Wednesday, October 14, 2020

Russian Regime Recapitulating Evolution of Its Soviet Predecessor, Pastukhov Says

Paul Goble

            Staunton, October 13 – On Ekho Moskvy’s “Personally Yours,” Vladmir Pastukhov develops the ideas he first laid out in a recent essay, “Vayno – Why Not?” in which he described the way in which the Presidential Administration is being formalized, bureaucratized and institutionalized in ways that reflect Putin’s preferences but affect his rule.

            (His latest comments are available online at echo.msk.ru/programs/personalno/2724193-echo/. The London-based Russian analyst’s original article is at mbk-news.appspot.com/sences/vajno-vaj-not/. It is summarized and discussed at  windowoneurasia2.blogspot.com/2020/10/putin-increasingly-more-like-gorbachev.html.)

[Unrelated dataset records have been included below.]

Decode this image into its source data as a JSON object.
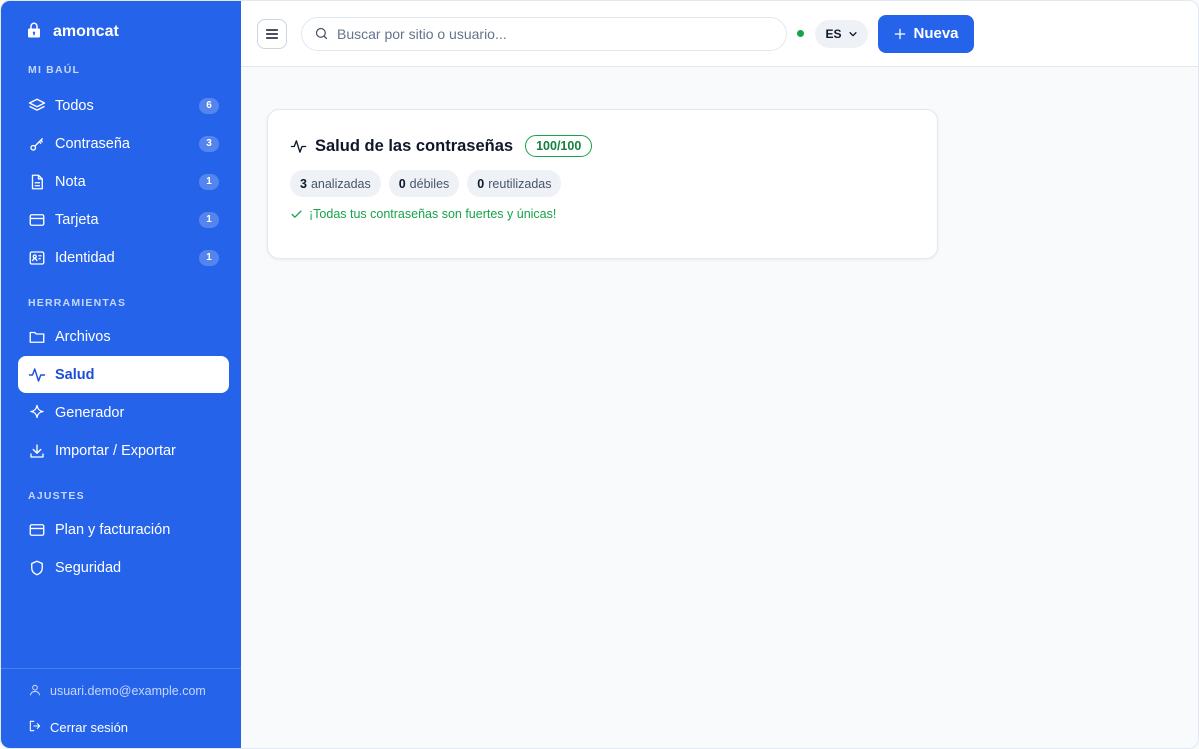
{
  "brand": {
    "name": "amoncat"
  },
  "sidebar": {
    "sections": [
      {
        "label": "MI BAÚL",
        "items": [
          {
            "label": "Todos",
            "count": "6",
            "icon": "layers-icon"
          },
          {
            "label": "Contraseña",
            "count": "3",
            "icon": "key-icon"
          },
          {
            "label": "Nota",
            "count": "1",
            "icon": "note-icon"
          },
          {
            "label": "Tarjeta",
            "count": "1",
            "icon": "card-icon"
          },
          {
            "label": "Identidad",
            "count": "1",
            "icon": "id-card-icon"
          }
        ]
      },
      {
        "label": "HERRAMIENTAS",
        "items": [
          {
            "label": "Archivos",
            "icon": "folder-icon"
          },
          {
            "label": "Salud",
            "icon": "activity-icon",
            "active": true
          },
          {
            "label": "Generador",
            "icon": "sparkle-icon"
          },
          {
            "label": "Importar / Exportar",
            "icon": "download-icon"
          }
        ]
      },
      {
        "label": "AJUSTES",
        "items": [
          {
            "label": "Plan y facturación",
            "icon": "card-icon"
          },
          {
            "label": "Seguridad",
            "icon": "shield-icon"
          }
        ]
      }
    ],
    "footer": {
      "email": "usuari.demo@example.com",
      "logout": "Cerrar sesión"
    }
  },
  "topbar": {
    "search_placeholder": "Buscar por sitio o usuario...",
    "language": "ES",
    "new_button": "Nueva"
  },
  "health": {
    "title": "Salud de las contraseñas",
    "score": "100/100",
    "chips": [
      {
        "value": "3",
        "label": "analizadas"
      },
      {
        "value": "0",
        "label": "débiles"
      },
      {
        "value": "0",
        "label": "reutilizadas"
      }
    ],
    "message": "¡Todas tus contraseñas son fuertes y únicas!"
  },
  "colors": {
    "sidebar": "#2563eb",
    "accent": "#2563eb",
    "success": "#16a34a"
  }
}
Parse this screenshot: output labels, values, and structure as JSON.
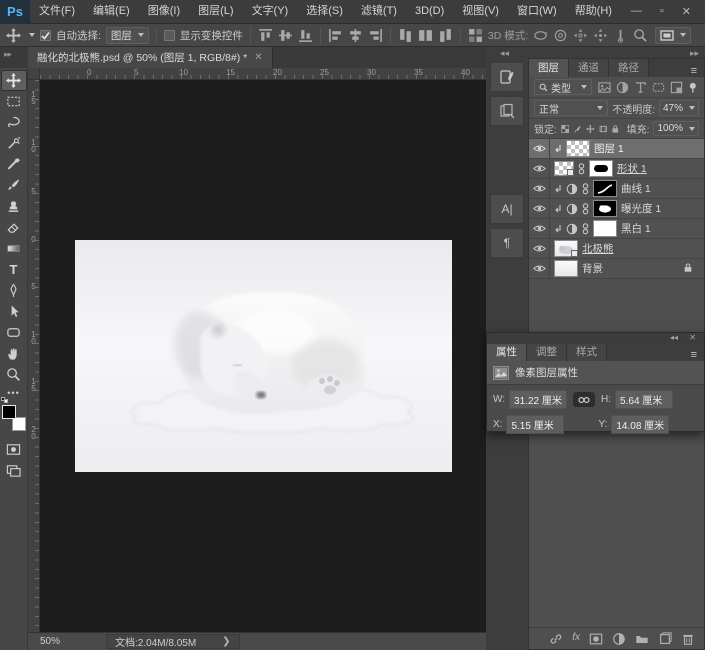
{
  "app": {
    "logo": "Ps"
  },
  "window": {
    "minimize": "—",
    "maximize": "▫",
    "close": "✕"
  },
  "menu_bar": {
    "items": [
      "文件(F)",
      "编辑(E)",
      "图像(I)",
      "图层(L)",
      "文字(Y)",
      "选择(S)",
      "滤镜(T)",
      "3D(D)",
      "视图(V)",
      "窗口(W)",
      "帮助(H)"
    ]
  },
  "options_bar": {
    "auto_select_label": "自动选择:",
    "auto_select_value": "图层",
    "show_transform_label": "显示变换控件",
    "mode_3d_label": "3D 模式:"
  },
  "document": {
    "tab_title": "融化的北极熊.psd @ 50% (图层 1, RGB/8#) *",
    "close_glyph": "✕",
    "zoom_level": "50%",
    "doc_size": "文档:2.04M/8.05M",
    "arrow_glyph": "❯"
  },
  "rulers": {
    "horizontal": [
      "0",
      "5",
      "10",
      "15",
      "20",
      "25",
      "30",
      "35",
      "40"
    ],
    "vertical": [
      "15",
      "10",
      "5",
      "0",
      "5",
      "10",
      "15",
      "20"
    ]
  },
  "tools": [
    "move",
    "marquee",
    "lasso",
    "quick-select",
    "eyedropper",
    "brush",
    "clone-stamp",
    "eraser",
    "gradient",
    "type",
    "pen",
    "path-select",
    "shape",
    "hand",
    "zoom"
  ],
  "icons": {
    "type_tool": "T",
    "more_tools": "•••",
    "panel_menu": "≡",
    "character": "A|",
    "paragraph": "¶",
    "collapse_left": "◂◂",
    "collapse_right": "▸▸",
    "fx": "fx"
  },
  "layers_panel": {
    "tabs": [
      "图层",
      "通道",
      "路径"
    ],
    "filter_value": "类型",
    "blend_mode_value": "正常",
    "opacity_label": "不透明度:",
    "opacity_value": "47%",
    "lock_label": "锁定:",
    "fill_label": "填充:",
    "fill_value": "100%",
    "layers": [
      {
        "name": "图层 1"
      },
      {
        "name": "形状 1"
      },
      {
        "name": "曲线 1"
      },
      {
        "name": "曝光度 1"
      },
      {
        "name": "黑白 1"
      },
      {
        "name": "北极熊"
      },
      {
        "name": "背景"
      }
    ]
  },
  "properties_panel": {
    "tabs": [
      "属性",
      "调整",
      "样式"
    ],
    "header": "像素图层属性",
    "w_label": "W:",
    "w_value": "31.22 厘米",
    "h_label": "H:",
    "h_value": "5.64 厘米",
    "x_label": "X:",
    "x_value": "5.15 厘米",
    "y_label": "Y:",
    "y_value": "14.08 厘米"
  },
  "colors": {
    "accent_blue": "#5ab4f0",
    "canvas_bg": "#1d1d1d",
    "panel_bg": "#4f4f4f",
    "selected_row": "#6e6e6e"
  }
}
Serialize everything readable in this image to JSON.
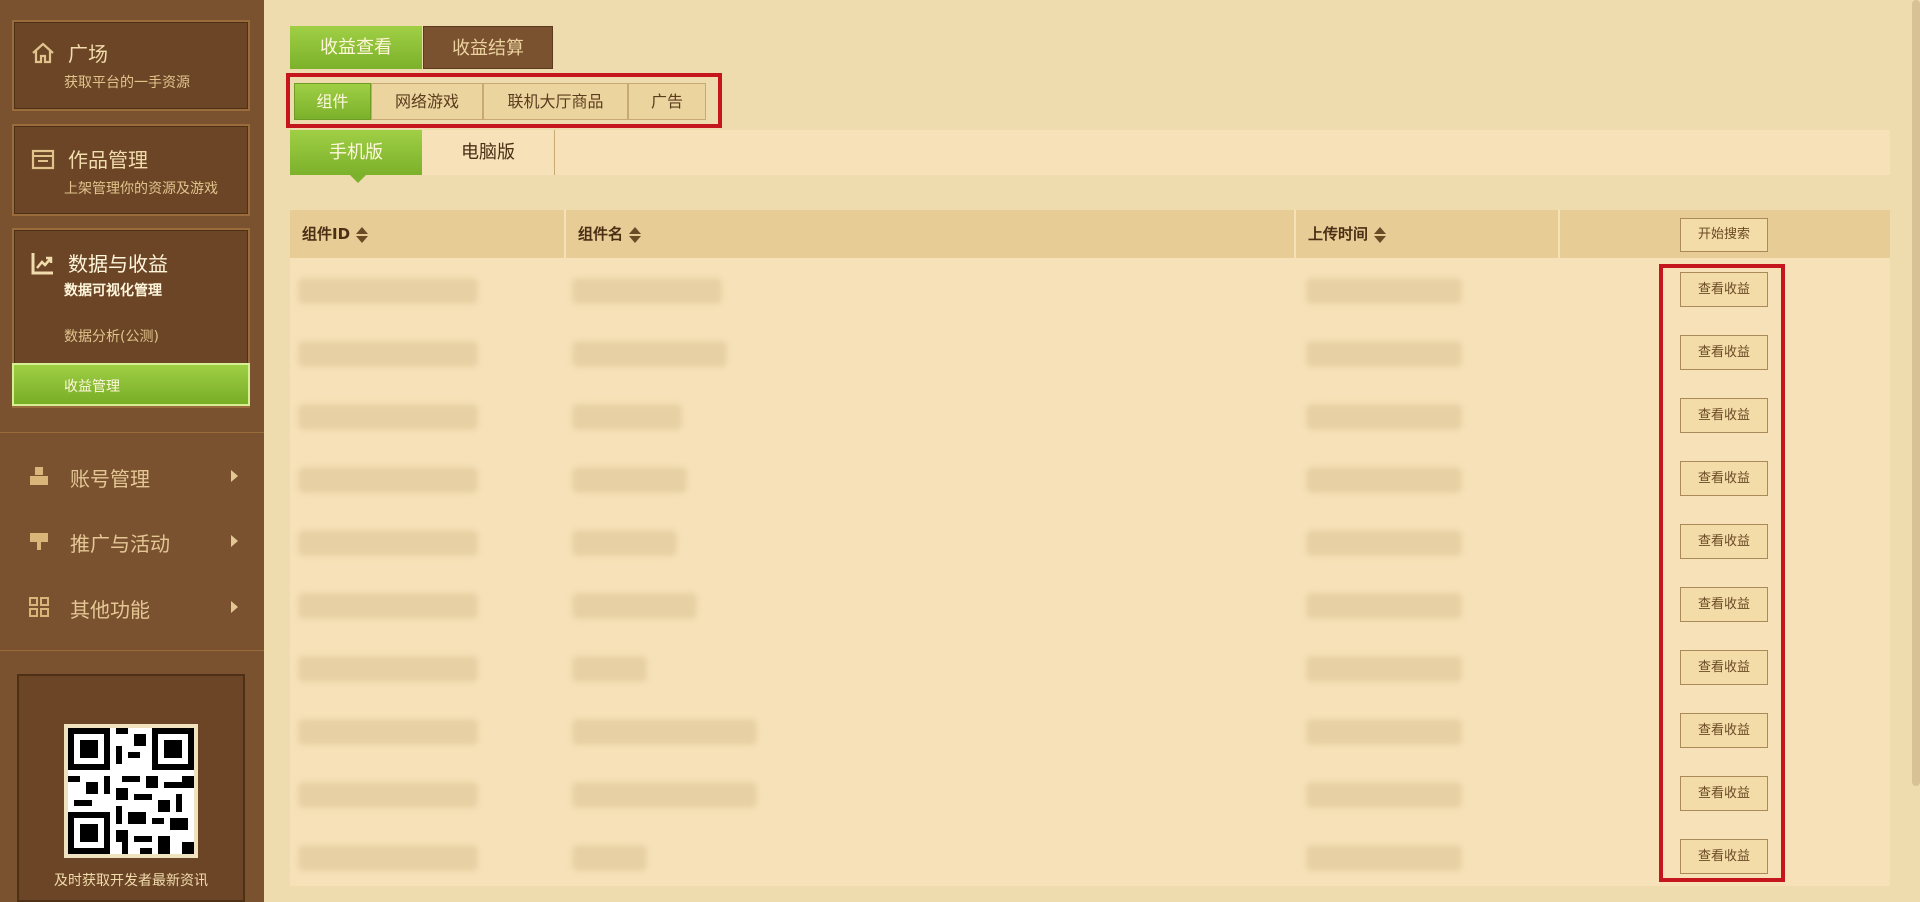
{
  "sidebar": {
    "home": {
      "title": "广场",
      "sub": "获取平台的一手资源",
      "icon": "home-icon"
    },
    "works": {
      "title": "作品管理",
      "sub": "上架管理你的资源及游戏",
      "icon": "folder-icon"
    },
    "data": {
      "title": "数据与收益",
      "sub": "数据可视化管理",
      "sub_item": "数据分析(公测)",
      "active_item": "收益管理",
      "icon": "chart-icon"
    },
    "menu": [
      {
        "label": "账号管理",
        "icon": "account-icon"
      },
      {
        "label": "推广与活动",
        "icon": "promotion-icon"
      },
      {
        "label": "其他功能",
        "icon": "grid-icon"
      }
    ],
    "qr_caption": "及时获取开发者最新资讯"
  },
  "main": {
    "top_tabs": {
      "view": "收益查看",
      "settle": "收益结算"
    },
    "category_tabs": [
      "组件",
      "网络游戏",
      "联机大厅商品",
      "广告"
    ],
    "platform_tabs": [
      "手机版",
      "电脑版"
    ],
    "table": {
      "headers": {
        "id": "组件ID",
        "name": "组件名",
        "time": "上传时间"
      },
      "search_button": "开始搜索",
      "row_action": "查看收益",
      "row_count": 10
    }
  },
  "colors": {
    "green": "#8cc137",
    "brown": "#7a5230",
    "highlight": "#c4161c"
  }
}
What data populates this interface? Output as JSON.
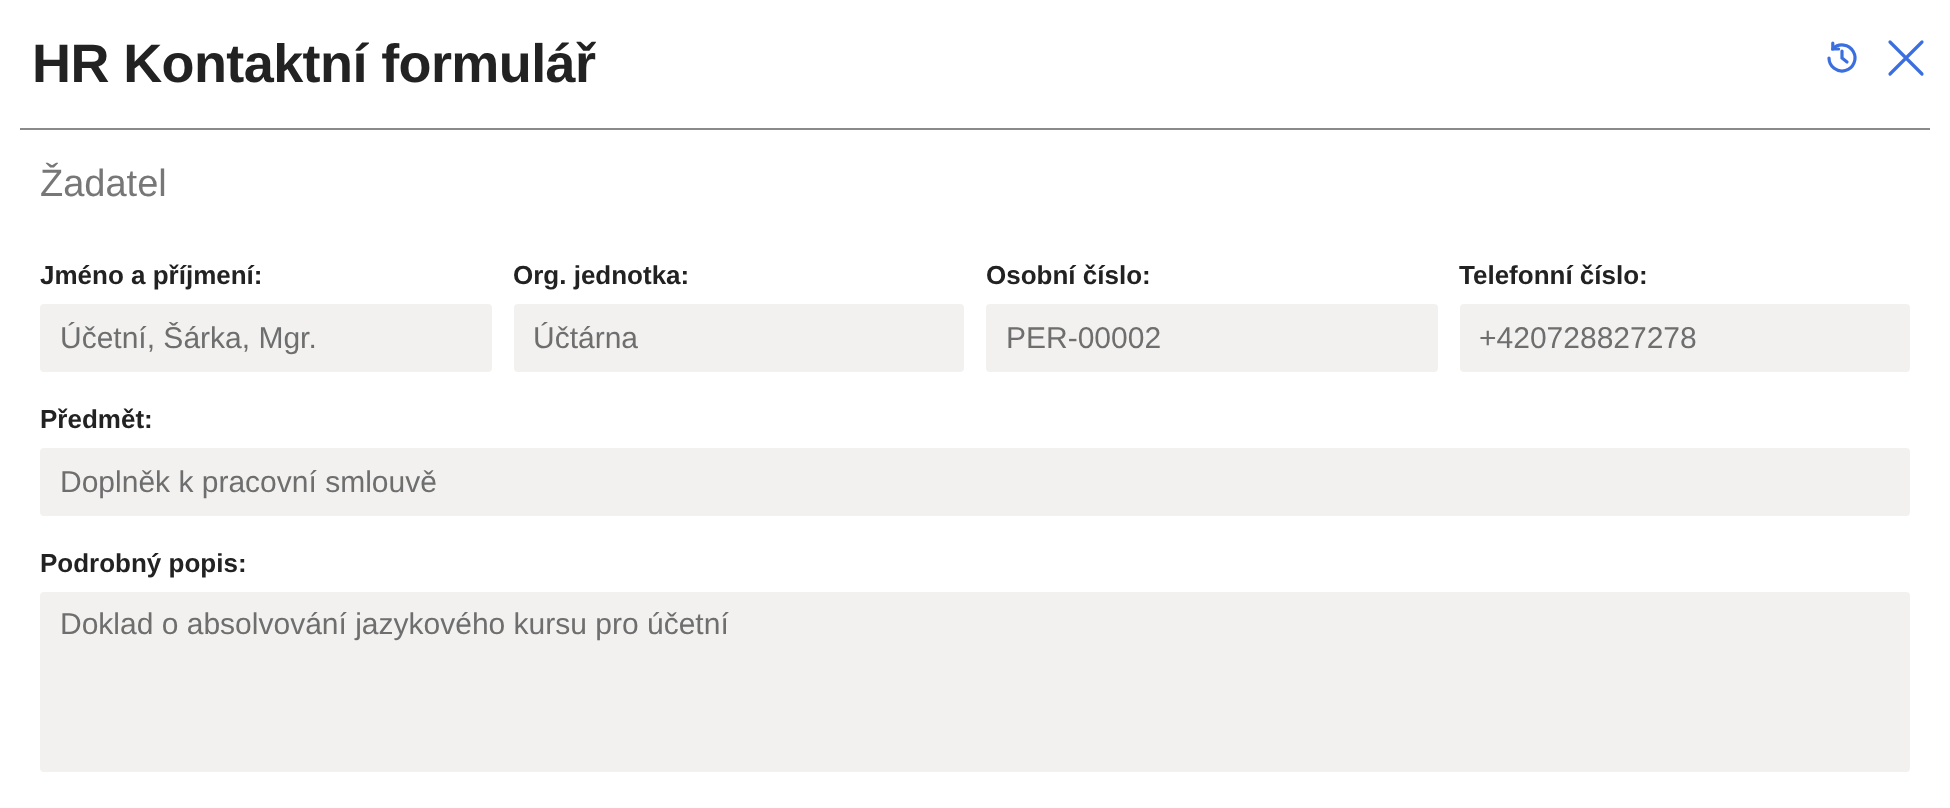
{
  "header": {
    "title": "HR Kontaktní formulář"
  },
  "section": {
    "title": "Žadatel"
  },
  "rows": [
    {
      "fields": [
        {
          "label": "Jméno a příjmení:",
          "value": "Účetní, Šárka, Mgr.",
          "kind": "input"
        },
        {
          "label": "Org. jednotka:",
          "value": "Účtárna",
          "kind": "input"
        },
        {
          "label": "Osobní číslo:",
          "value": "PER-00002",
          "kind": "input"
        },
        {
          "label": "Telefonní číslo:",
          "value": "+420728827278",
          "kind": "input"
        }
      ]
    },
    {
      "fields": [
        {
          "label": "Předmět:",
          "value": "Doplněk k pracovní smlouvě",
          "kind": "input"
        }
      ]
    },
    {
      "fields": [
        {
          "label": "Podrobný popis:",
          "value": "Doklad o absolvování jazykového kursu pro účetní",
          "kind": "textarea"
        }
      ]
    }
  ]
}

            The evolution of the decision-making process under Putin recapitulates the history of that in Soviet times, Pastukhov says. Initially, many people clamored for the attention of the ruler and the ruler made decisions or didn’t in a largely informal way. Over time, given the strength of Russian statehood traditions, the entire process was bureaucratized.

            The very same thing has been happening in Russia under Putin. Initially, there was a congeries of people seeking to influence him; now, there is a bureaucratic structure that limits the ability of such people to affect outcomes and also ensures that the bureaucracy itself gains in strength relative to the ruler, who must find ways to ensure his all-powerful position.

             Pastukhov suggests that one can call this “a secondary institutionalization,” one in which efforts to ensure efficiency in implementing decisions have the effect of changing how the decisions are made and, effectively, who decides because the options presented to Putin are options that do not fall from the heavens but that someone decides to include or not.

            “If an authoritarian system is incapable of evolving in this direction, it will simply be destroyed from within,” he continues. But once this evolution occurs, the roles of the ruler and of the bureaucracy change, with the latter gaining more power, sometimes with the approval of the top official and sometimes against him as Soviet history shows.

            Anton Vayno, head of the Presidential Administration, is not the only player in this bureaucratic system, but he is far more powerful than Prime Minister Mikhail Mishustin because the latter heads an institution “which is losing its influence in Russia” and which is becoming ever less political and ever more simply an administrative structure.

            While Putin remains on top and can impose his will on any issue he chooses, he lacks the time and the interest to get involved in everything. And in those areas and even in others he does care about, the bureaucrats will assume a larger role and change the nature of his regime with his support or even against his interests.